Cuando iban a ser las 10 de la noche, la emoción y las cervezas ya habían hecho desastre, tanto en el combo de Maurio, como en el público en general; era un frenesí colectivo, una algarabía y una recocha sin igual. La gente saltaba sin parar y se echaban agua o cerveza, unos a otros, mientras, a todo pulmón, cantaban cuanta canción sonara.
Los acompañantes de Maurio, en medio de su propia borrachera, no se percataron de la ausencia de éste, cuando sin avisarles y balanceándose de un lado a otro, de tropezón en tropezón, logró pasar entre el alborotado gentío, hasta llegar a la casa grande que estaba en toda la entrada a la plaza; esa mansión tenía un sardinel largo y alto. Maurio no supo cómo llegó hasta ahí y le pidió ayuda a varios de los borrachos que desde allí se gozaban la fiesta; como pudo, se encaramó al piso, abrió las piernas y con ambos brazos abiertos, los apoyó a la pared, como quien intenta detener un muro que está a punto de derrumbarse; ya en esa posición, Maurio pareció abrir una llave y de su boca salía un torrente de vómito con una presión escandalosa e interrumpida solo por lapsos muy cortos, como para tomar aire e iniciar una y otra vez su fétida expulsión, que era una mezcla de alcohol y comida fermentada; asustaba ver esa escena, porque parecía que ningún cuerpo era capaz de soportar semejante episodio.
No habían pasado ni dos minutos, pero para Maurio era una eternidad, la música y la bulla seguían su curso, los borrachos que antes lo habían ayudado para subir, se habían alejado apenas soltó la primera porción de vómito; ahora el chorro era cada vez menos intenso, aunque parecía como si las ganas de expulsar todo, no paraban, porque intentaba seguir vomitando, pero ya no le había quedado nada en el rebelde estómago.
Cuando ya estaba a punto de desmayarse, iban pasando dos vecinas suyas, acompañadas de un muchacho y lo reconocieron de inmediato -¡Es Maurio!- dijeron, casi que en coro, -¡Se está muriendo, a este pelao hay que llevarlo ya al hospital!- gritó la mujer más vieja del grupo, mientras los 3 subieron al pretil y caminando encima de todo lo que había expulsado el exhausto Maurio… lo agarraron, una mujer por cada brazo y el joven le agarró ambas piernas, hasta que lo bajaron para dejarlo sentado en el suelo de la plaza, Maurio jadeaba y luchaba con un incontrolable hipo, mientras sus vecinos, desesperados, miraban entre la borracha multitud, como buscando cualquier medio de transporte para llevarlo al médico.

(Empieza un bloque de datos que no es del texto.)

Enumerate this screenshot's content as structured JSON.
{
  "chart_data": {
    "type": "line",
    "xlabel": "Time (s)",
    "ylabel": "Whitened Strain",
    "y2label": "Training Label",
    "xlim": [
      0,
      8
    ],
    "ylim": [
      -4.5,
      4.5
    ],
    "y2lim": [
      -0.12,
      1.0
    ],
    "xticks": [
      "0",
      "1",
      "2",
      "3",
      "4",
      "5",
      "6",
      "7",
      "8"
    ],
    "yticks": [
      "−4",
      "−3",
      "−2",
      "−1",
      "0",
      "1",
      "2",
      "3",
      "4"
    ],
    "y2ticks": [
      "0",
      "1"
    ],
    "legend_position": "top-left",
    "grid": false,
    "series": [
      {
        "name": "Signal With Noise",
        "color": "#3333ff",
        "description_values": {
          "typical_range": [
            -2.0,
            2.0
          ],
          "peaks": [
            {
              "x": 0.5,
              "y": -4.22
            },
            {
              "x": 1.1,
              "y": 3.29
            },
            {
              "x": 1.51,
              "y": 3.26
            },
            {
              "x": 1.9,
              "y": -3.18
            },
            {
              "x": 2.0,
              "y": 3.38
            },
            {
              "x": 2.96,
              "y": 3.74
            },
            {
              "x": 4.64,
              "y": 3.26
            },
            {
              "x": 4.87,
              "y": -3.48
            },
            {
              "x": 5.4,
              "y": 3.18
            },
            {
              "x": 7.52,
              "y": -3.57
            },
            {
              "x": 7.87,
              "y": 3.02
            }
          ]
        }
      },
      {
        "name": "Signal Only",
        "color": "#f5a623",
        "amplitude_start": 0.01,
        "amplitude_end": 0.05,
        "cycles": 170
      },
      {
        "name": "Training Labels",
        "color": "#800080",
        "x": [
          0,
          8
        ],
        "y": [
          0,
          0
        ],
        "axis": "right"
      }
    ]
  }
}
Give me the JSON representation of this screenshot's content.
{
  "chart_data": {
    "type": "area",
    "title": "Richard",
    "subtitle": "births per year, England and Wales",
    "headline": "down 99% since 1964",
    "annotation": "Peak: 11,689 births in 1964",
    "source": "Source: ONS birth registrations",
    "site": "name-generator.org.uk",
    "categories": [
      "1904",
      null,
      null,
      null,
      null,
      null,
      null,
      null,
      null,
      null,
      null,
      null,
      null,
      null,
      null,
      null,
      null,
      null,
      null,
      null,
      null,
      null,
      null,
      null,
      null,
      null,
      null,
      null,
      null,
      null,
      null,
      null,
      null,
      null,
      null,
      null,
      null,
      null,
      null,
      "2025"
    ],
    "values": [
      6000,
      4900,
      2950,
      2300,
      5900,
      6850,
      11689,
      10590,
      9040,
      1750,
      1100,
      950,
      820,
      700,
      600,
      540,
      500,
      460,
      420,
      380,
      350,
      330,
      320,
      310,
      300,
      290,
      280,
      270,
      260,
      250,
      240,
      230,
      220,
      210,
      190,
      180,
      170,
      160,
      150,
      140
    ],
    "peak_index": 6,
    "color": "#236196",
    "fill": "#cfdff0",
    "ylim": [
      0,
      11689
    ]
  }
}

En ese momento, Maurio pareció serenarse un instante, se pasó una mano por la cara, mientras se limpiaba la baba que no dejaba de brotarle, levantó la otra mano, como para que le prestaran atención, porque estaba a punto de hablar, hizo una pausa y con la poca fuerza que le quedaba alcanzó a decir: -¡Y no es ná, mañana viene Zuleta!-.